To separate the DNA fragments based on their Molecular weight.
Agarose gel electrophoresis is the easiest and most popular way of separating and analyzing DNA. Here DNA molecules are separated on the basis of charge by applying an electric field to the electrophoretic apparatus. Shorter molecules migrate more easily and move faster than longer molecules through the pores of the gel and this process is called sieving. The gel might be used to look at the DNA in order to quantify it or to isolate a particular band. The DNA can be visualized in the gel by the addition of ethidium bromide.
Agarose is a polysaccharide obtained from the red algae Porphyra umbilicalis. Its systematic name is (1 4)-3, 6-anhydro-a-L-galactopyranosyl-(1 3)-β-D-galactopyranan. Agarose makes an inert matrix. Most agarose gels are made between 0.7% and 2% of agarose. A 0.7% gel will show good separation for large DNA fragments (5-10kb) and a 2% gel will show good resolution for small fragments with size range of 0.2-1kb. Low percentage gels are very weak (Note:- it may break when you lift them) but high percentage gels are usually brittle and do not set evenly. The volume of agarose required for a minigel preparation is around 30-50ml and for a larger gel, it is around 250ml.
Structure of agarose
Factors Affecting the Movement of DNA:
The migration rate of the linear DNA fragments through agarose gel is proportional to the voltage applied to the system. As voltage increases, the speed of DNA also increases. But voltage should be limited because it heats and finally causes the gel to melt.

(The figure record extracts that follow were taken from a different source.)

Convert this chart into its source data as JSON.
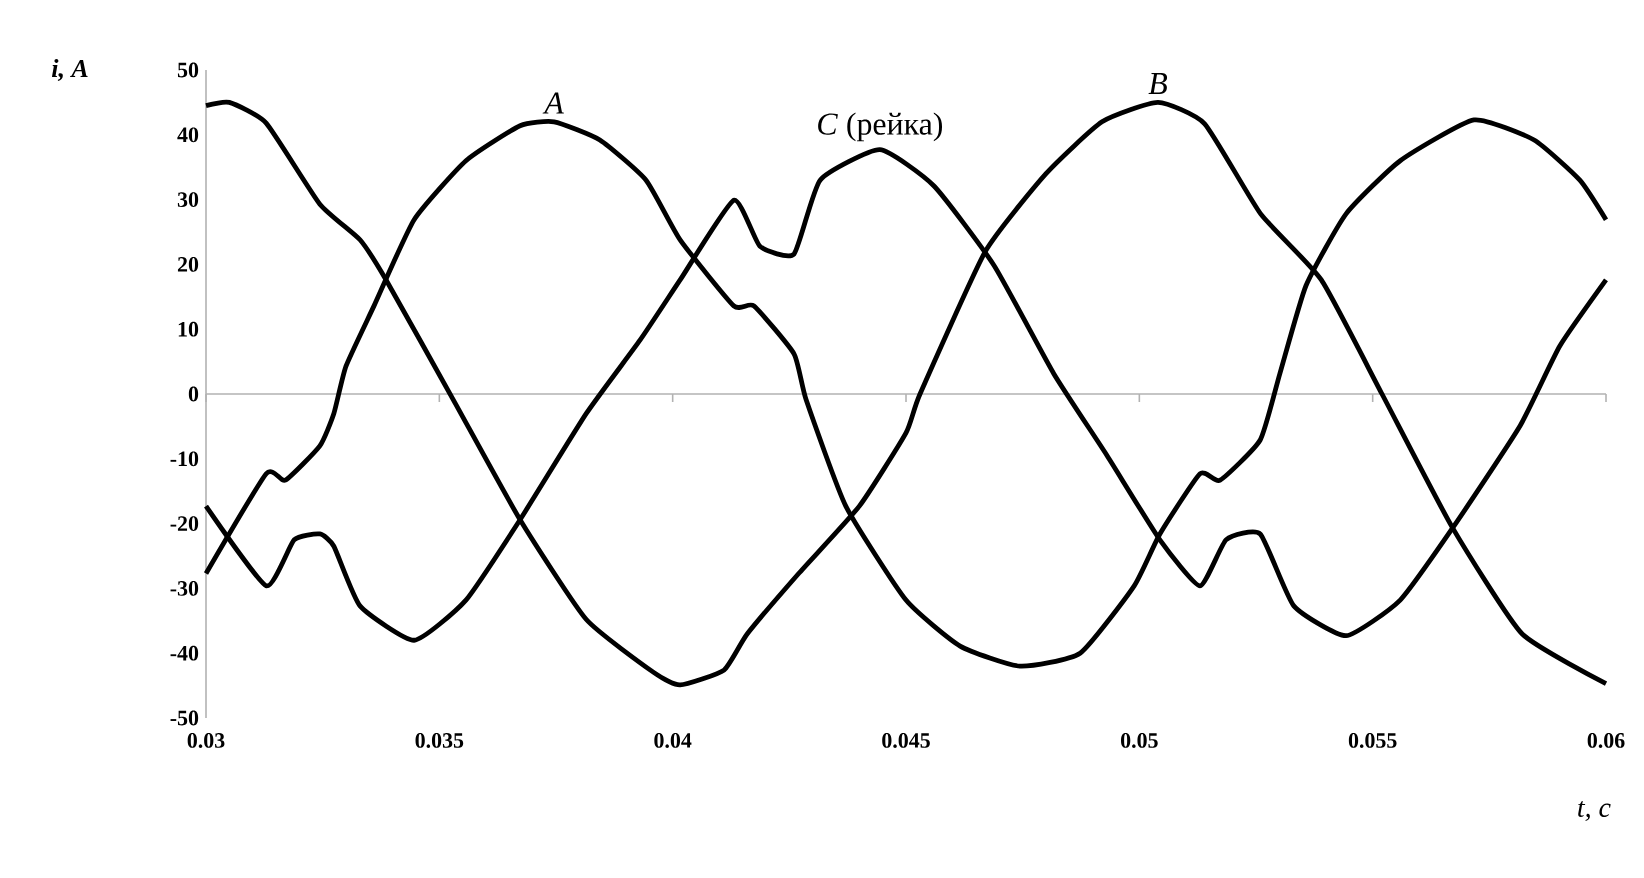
{
  "chart_data": {
    "type": "line",
    "xlabel": "t, c",
    "ylabel": "i, A",
    "xlim": [
      0.03,
      0.06
    ],
    "ylim": [
      -50,
      50
    ],
    "xticks": [
      0.03,
      0.035,
      0.04,
      0.045,
      0.05,
      0.055,
      0.06
    ],
    "yticks": [
      -50,
      -40,
      -30,
      -20,
      -10,
      0,
      10,
      20,
      30,
      40,
      50
    ],
    "marker": "none",
    "line_style": "solid",
    "annotations": [
      {
        "text": "*A*",
        "x": 0.03746,
        "y": 42
      },
      {
        "text": "*C* (рейка)",
        "x": 0.04444,
        "y": 37.7
      },
      {
        "text": "*B*",
        "x": 0.0504,
        "y": 45
      }
    ],
    "series": [
      {
        "color": "#000000",
        "x": [
          0.03,
          0.03129,
          0.0317,
          0.03244,
          0.03274,
          0.033,
          0.0336,
          0.03446,
          0.03557,
          0.03673,
          0.03746,
          0.03844,
          0.03943,
          0.04016,
          0.04131,
          0.04174,
          0.0426,
          0.04286,
          0.04371,
          0.045,
          0.04616,
          0.04744,
          0.04873,
          0.04989,
          0.05044,
          0.0513,
          0.05173,
          0.05259,
          0.05301,
          0.05357,
          0.05443,
          0.05559,
          0.05717,
          0.05846,
          0.05944,
          0.06
        ],
        "values": [
          -27.7,
          -12.3,
          -13.3,
          -8,
          -3,
          4.3,
          13.6,
          26.9,
          36,
          41.4,
          42,
          39.2,
          33,
          23.8,
          13.6,
          13.6,
          6.2,
          -0.9,
          -17.3,
          -31.8,
          -38.9,
          -42,
          -40,
          -29.6,
          -21.6,
          -12.3,
          -13.3,
          -7.1,
          3.1,
          16.7,
          27.8,
          36,
          42.3,
          39.2,
          33,
          26.9
        ]
      },
      {
        "color": "#000000",
        "x": [
          0.03,
          0.0305,
          0.03129,
          0.03244,
          0.0333,
          0.03386,
          0.0353,
          0.03673,
          0.03815,
          0.0396,
          0.04016,
          0.0411,
          0.0416,
          0.0427,
          0.044,
          0.045,
          0.0453,
          0.0467,
          0.048,
          0.0492,
          0.0504,
          0.0514,
          0.0526,
          0.0539,
          0.0552,
          0.0567,
          0.0582,
          0.06
        ],
        "values": [
          44.5,
          45,
          41.8,
          29.3,
          23.8,
          17.6,
          -0.9,
          -19.4,
          -34.8,
          -43,
          -44.9,
          -42.6,
          -37,
          -27.7,
          -17.3,
          -6,
          0,
          22,
          34,
          42,
          45,
          41.7,
          27.8,
          17.6,
          0,
          -20.5,
          -37,
          -44.7
        ]
      },
      {
        "color": "#000000",
        "x": [
          0.03,
          0.03129,
          0.03189,
          0.03244,
          0.03274,
          0.0333,
          0.03446,
          0.03557,
          0.03673,
          0.03815,
          0.0393,
          0.04016,
          0.04131,
          0.04187,
          0.0426,
          0.04316,
          0.04444,
          0.0456,
          0.04689,
          0.04817,
          0.04929,
          0.05044,
          0.0513,
          0.05186,
          0.05259,
          0.05331,
          0.05443,
          0.05559,
          0.05674,
          0.05816,
          0.05901,
          0.06
        ],
        "values": [
          -17.3,
          -29.6,
          -22.5,
          -21.6,
          -23.5,
          -32.7,
          -38,
          -31.8,
          -19.4,
          -3,
          8.3,
          17.6,
          29.9,
          22.8,
          21.6,
          33,
          37.7,
          32.1,
          19.8,
          3.1,
          -9.3,
          -22.5,
          -29.6,
          -22.5,
          -21.6,
          -32.7,
          -37.3,
          -31.8,
          -20.4,
          -4.9,
          7.4,
          17.6
        ]
      }
    ]
  }
}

It is an intercalating agent which intercalates between nucleic acid bases and allows the convenient detection of DNA fragments in gel. When exposed to UV light, it will fluoresce with an orange colour. After the running of DNA through an EtBr-treated gel, any band containing more than ~20 ng DNA becomes distinctly visible under UV light. EtBr is a known "mutagen", however, safer alternatives are available. It can be incorporated with agarose gels or DNA samples before loading, for visualization of the fragments. Binding of Ethidium bromide to DNA alters its mass and rigidity, and thereby its mobility.

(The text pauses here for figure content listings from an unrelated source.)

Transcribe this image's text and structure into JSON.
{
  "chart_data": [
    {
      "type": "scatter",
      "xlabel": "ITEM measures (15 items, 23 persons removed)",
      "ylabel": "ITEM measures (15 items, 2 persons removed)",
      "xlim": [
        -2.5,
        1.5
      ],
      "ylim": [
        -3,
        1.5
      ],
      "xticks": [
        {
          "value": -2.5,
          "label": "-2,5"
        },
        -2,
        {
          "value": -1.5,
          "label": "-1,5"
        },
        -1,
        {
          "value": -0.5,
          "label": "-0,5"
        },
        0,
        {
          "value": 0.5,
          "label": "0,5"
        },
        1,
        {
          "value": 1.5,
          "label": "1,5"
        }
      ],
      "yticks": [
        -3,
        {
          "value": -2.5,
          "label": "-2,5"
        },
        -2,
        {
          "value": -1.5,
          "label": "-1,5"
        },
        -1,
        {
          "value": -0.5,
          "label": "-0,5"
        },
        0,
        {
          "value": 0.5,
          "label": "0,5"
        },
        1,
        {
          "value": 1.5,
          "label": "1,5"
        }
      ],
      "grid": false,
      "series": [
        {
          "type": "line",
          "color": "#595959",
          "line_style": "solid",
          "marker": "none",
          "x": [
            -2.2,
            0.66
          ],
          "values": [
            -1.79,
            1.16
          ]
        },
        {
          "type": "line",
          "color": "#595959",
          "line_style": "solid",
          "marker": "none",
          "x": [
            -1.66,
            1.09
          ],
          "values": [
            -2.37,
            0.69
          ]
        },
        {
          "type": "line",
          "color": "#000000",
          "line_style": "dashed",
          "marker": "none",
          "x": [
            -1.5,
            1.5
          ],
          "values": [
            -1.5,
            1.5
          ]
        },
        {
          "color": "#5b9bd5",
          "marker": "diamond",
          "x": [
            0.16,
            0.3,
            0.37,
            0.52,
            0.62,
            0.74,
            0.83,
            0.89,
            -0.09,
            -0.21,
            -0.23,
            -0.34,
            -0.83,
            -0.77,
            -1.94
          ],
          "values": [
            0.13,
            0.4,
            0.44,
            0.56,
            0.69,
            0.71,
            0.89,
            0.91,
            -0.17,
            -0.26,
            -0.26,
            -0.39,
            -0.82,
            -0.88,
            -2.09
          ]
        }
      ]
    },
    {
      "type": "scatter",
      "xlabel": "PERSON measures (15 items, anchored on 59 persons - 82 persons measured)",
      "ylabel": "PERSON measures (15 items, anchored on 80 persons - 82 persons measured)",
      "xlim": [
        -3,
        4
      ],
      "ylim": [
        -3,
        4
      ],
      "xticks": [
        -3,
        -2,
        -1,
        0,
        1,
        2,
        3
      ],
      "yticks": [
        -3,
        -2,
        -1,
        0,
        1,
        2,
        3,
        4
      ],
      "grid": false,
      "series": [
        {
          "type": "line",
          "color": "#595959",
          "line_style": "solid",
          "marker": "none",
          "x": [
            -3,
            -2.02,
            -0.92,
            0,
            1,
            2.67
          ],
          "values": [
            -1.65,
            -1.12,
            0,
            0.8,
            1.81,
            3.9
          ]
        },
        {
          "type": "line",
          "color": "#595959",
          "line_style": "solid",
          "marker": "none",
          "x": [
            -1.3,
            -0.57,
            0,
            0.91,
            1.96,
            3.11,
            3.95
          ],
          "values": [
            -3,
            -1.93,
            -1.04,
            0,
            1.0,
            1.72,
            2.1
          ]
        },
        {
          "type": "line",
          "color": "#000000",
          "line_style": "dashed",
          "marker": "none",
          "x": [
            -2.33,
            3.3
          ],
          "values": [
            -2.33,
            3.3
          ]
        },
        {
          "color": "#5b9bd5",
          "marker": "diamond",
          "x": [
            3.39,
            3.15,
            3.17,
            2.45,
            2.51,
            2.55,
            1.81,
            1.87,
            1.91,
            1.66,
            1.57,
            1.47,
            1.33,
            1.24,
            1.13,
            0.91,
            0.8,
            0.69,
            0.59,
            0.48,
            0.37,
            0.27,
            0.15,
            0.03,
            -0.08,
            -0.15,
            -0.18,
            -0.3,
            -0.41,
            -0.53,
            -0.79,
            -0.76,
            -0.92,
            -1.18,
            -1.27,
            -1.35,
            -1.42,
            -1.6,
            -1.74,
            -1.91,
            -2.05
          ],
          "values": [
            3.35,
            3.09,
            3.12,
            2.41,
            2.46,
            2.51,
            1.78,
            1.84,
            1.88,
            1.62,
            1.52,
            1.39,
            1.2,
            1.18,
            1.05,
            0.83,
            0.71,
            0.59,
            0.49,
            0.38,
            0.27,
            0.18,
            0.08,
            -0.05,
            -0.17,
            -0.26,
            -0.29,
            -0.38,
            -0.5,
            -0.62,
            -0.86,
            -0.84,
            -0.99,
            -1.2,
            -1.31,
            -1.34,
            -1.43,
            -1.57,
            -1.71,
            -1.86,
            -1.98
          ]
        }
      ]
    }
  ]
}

Several different buffers have been recommended for electrophoresis of DNA. The most commonly used buffers are Tris-acetate-EDTA (TAE) and Tris-borate-EDTA( TBE). The migration rate of DNA fragments in both of these buffers is somewhat different due to the differences in ionic strength. These buffers provide the ions for supporting conductivity.
Conformation of DNA
DNA with different conformations that has not been cut with a restriction enzyme will migrate with different speeds. Nicked or open circular DNA will move slowly than linear and super coiled DNA (slowest to fastest: nicked or open circular, linear, or super coiled plasmid). Super helical circular, nicked circular and linear DNAs migrate gels at different rates through agarose gel. The relative nobilities of these three forms depend on the concentration, type of agarose used to make the gel, applied voltage, buffer, and the density of super helical twists.